Irónicamente, por esa misma razón las torpezas de la película se resienten tanto. Es increíble que las mujeres en Cry Macho se le avienten con deseo a un Eastwood lento y de voz temblorosa, o que a alguien se le ocurra darle una misión tan delicada a un hombre en esas condiciones, cuando lo mejor que podría ofrecérsele es una pensión para el retiro. Aunque Eastwood sabe que su trama describe a un vaquero viejo, parece inconsciente de qué tanto, y quizá por eso nos presenta a Mike por primera vez en una imagen romántica: una camioneta Chevrolet atraviesa la mañana y poco a poco el montaje nos va revelando al conductor en detalles que sugieren una presencia formidable. Al detenerse, por supuesto, es Clint Eastwood quien se baja de la camioneta, pero, a pesar de la fuerza que le quieren adjudicar los planos, es inevitable observar la rigidez contrastante de su cuerpo.
La iconoclasia de Cry Macho adquiere un carácter accidental que ya no sólo invalida la imagen viril y brutal sino la fuerza misma de Eastwood para aparecer a cuadro. El efecto de estos errores puede ser discutible porque, al final, lo que vemos es a un autor luchando por su obra y por el significado de sí mismo como icono; sin embargo, hay otros aspectos que recalcan la artificialidad de la película y crean una tensión entre los planes subversivos y las limitaciones del resultado.

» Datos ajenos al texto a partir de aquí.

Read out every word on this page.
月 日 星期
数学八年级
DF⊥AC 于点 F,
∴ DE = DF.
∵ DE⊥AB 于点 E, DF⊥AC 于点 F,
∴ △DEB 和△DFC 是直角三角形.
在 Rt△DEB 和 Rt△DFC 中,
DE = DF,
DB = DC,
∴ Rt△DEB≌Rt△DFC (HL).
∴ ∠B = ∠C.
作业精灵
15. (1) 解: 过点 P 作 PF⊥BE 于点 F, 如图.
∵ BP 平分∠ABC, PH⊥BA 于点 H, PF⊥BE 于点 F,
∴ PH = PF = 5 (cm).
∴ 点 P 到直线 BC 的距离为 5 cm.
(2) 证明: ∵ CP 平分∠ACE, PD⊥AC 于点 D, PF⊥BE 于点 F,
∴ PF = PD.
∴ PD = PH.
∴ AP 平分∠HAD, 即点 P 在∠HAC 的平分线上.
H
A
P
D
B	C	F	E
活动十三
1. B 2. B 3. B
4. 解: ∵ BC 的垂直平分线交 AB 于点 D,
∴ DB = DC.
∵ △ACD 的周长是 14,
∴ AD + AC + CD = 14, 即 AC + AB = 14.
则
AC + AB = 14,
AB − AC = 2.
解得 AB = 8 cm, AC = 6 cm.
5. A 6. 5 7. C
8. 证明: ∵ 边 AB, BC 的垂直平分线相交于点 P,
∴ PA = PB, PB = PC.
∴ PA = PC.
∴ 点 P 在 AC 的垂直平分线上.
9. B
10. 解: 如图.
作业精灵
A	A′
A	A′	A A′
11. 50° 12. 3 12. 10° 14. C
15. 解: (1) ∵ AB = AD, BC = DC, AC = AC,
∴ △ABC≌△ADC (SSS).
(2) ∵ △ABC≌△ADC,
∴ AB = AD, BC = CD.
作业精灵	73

Aunque la mayor parte de Cry Macho se sitúa en México, la película entera está filmada en Nuevo México y se nota: la arquitectura y los paisajes no corresponden con los que pretenden simular, y los acentos insinúan a veces latitudes más al sur del continente. Para ser una película sobre el choque cultural entre el texano Mike y el adolescente Rafael (Eduardo Minett), la mirada tiende cómodamente al exotismo. El colmo son las mujeres que conoce Mike en el camino: la madre de Rafael, una excéntrica seductora que vive en una improbable hacienda en la Ciudad de México, y Marta (Natalia Traven), la dueña de un pequeño restaurante que refugia a los protagonistas durante su huida y que parece evocar deliberadamente el tono y la presencia de María Félix. Por encima de cualquier sutileza se impone la idea tan estadounidense de la seniorita.
A pesar de esto, el encuentro con Marta concede las imágenes más conmovedoras de la película porque son las que mejor expresan la iconoclasia de Eastwood. Mike cocina para Marta, hace reír a sus nietas y baila con ella “Sabor a Mí”, de Eydie Gormé y los Panchos. Abrazados bajo una luz romántica, los personajes se mecen cariñosamente y producen un inesperado acto de magia: tras décadas de personificar la violencia, un vaquero desaparece por completo y lo sustituye otro, amigable y amoroso. Sería una imagen perfecta para cerrar la filmografía de Eastwood pero, quién sabe, el vaquero eterno todavía puede montar.